This direct-to-patient reporting pathway holds immense promise for pharmacovigilance going forward. The COVAD study group has already used this dataset to interrogate multiple longstanding questions in the vaccine benefit-risk remit for patients with IMIDs [23]. It is unique in amplifying the patient voice that is currently missing from pharmacovigilance; by enhancing the granularity of this data, as we intend, this patient survey offers intelligence that could not be procured through routine surveillance alone.
Limitations
We acknowledge the following limitations in this protocol. First, the COVID-19 vaccine landscape has changed considerably because the COVAD-1 data were collected. At the time of writing, vaccine uptake in certain immunosuppressed categories has since exceeded 10 doses, for example [24]. In comparison, 2 doses are the maximum within this COVAD-1 dataset. This discrepancy could call the relevance of our findings into question; however, their prospective value for enhancing pharmacovigilance and pandemic preparedness efforts counters this assertion.

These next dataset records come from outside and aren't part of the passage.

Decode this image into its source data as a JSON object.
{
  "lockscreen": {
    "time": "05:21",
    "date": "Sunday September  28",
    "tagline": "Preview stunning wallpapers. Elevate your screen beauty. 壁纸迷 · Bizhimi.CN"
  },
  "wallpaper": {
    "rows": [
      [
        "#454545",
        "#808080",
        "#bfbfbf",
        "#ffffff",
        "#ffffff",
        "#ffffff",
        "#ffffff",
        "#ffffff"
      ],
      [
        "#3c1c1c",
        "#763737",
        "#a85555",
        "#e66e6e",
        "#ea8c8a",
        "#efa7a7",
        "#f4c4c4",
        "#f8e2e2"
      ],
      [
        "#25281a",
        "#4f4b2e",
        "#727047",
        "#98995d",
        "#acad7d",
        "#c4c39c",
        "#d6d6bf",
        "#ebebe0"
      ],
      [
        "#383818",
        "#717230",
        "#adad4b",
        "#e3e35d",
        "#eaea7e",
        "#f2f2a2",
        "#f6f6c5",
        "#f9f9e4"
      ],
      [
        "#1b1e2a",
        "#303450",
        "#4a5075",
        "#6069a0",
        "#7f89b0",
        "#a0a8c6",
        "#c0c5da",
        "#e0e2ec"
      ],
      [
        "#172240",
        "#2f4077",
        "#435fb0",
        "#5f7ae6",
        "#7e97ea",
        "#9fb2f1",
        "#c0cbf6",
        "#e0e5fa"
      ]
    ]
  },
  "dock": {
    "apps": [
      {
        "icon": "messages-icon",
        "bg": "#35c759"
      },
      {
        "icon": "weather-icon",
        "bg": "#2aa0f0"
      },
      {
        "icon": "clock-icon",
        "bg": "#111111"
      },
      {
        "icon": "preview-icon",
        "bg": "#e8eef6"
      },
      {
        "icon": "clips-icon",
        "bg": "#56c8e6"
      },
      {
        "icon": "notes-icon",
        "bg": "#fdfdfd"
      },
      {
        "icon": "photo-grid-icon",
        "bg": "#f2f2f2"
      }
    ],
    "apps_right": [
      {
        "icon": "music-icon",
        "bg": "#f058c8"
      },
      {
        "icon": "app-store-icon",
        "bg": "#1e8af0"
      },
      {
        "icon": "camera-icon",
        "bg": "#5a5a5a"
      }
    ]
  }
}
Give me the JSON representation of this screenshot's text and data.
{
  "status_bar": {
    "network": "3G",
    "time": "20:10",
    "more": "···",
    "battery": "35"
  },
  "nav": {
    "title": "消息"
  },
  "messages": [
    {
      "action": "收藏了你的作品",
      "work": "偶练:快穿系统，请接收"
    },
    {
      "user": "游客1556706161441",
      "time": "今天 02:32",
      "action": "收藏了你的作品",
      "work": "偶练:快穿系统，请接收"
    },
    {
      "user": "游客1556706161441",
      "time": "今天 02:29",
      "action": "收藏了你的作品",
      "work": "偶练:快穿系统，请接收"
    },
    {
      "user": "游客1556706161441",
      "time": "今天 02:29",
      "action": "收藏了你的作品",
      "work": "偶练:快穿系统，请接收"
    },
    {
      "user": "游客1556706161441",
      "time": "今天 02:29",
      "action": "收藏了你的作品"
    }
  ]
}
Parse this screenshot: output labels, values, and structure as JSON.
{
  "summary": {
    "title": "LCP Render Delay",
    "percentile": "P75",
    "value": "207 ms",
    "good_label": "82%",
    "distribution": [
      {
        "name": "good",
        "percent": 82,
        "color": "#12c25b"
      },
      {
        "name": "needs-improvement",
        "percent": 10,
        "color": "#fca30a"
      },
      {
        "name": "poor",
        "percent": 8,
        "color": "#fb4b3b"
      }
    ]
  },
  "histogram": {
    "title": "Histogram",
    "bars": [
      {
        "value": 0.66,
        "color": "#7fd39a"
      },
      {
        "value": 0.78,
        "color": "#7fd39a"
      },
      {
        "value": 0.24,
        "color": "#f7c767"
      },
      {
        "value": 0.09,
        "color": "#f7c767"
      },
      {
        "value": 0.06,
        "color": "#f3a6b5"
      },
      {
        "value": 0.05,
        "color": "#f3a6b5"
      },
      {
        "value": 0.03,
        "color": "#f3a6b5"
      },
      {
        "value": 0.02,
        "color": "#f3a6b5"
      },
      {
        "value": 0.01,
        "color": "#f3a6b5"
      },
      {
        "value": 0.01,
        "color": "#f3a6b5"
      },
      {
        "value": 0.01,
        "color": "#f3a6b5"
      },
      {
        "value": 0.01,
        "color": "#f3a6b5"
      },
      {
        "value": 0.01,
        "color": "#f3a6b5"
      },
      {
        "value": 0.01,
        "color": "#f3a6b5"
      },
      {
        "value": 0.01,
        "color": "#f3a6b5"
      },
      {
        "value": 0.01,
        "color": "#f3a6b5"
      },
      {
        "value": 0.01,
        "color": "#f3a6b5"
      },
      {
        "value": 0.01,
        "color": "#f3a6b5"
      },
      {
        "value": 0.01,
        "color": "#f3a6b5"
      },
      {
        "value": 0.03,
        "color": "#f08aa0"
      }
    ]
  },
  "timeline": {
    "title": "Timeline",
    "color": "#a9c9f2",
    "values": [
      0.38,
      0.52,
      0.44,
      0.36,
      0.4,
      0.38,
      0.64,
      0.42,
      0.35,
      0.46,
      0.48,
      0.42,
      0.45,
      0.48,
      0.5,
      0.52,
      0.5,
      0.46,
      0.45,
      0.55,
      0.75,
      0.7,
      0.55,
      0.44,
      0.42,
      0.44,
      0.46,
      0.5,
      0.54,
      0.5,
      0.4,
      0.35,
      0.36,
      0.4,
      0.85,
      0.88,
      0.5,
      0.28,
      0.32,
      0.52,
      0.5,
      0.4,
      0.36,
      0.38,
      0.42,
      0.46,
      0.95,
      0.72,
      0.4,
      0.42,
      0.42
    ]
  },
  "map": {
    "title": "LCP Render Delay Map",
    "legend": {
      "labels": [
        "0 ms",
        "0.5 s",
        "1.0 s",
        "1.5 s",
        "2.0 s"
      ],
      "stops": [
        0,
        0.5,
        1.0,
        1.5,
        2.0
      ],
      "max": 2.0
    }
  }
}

Second, these data were not collected in real time with vaccination; an accurate picture of 7-day side effects therefore relies on respondents’ recall. To prevent false recall bias, prospective data would have been preferable.
Third, despite the international nature of this work, the sample size is still relatively small—especially once incomplete surveys and the unvaccinated are excluded from the study set and the IMID population is segmented. The imbalanced allocations of IMID diagnoses between single organ and systemic IMID categories are also of concern.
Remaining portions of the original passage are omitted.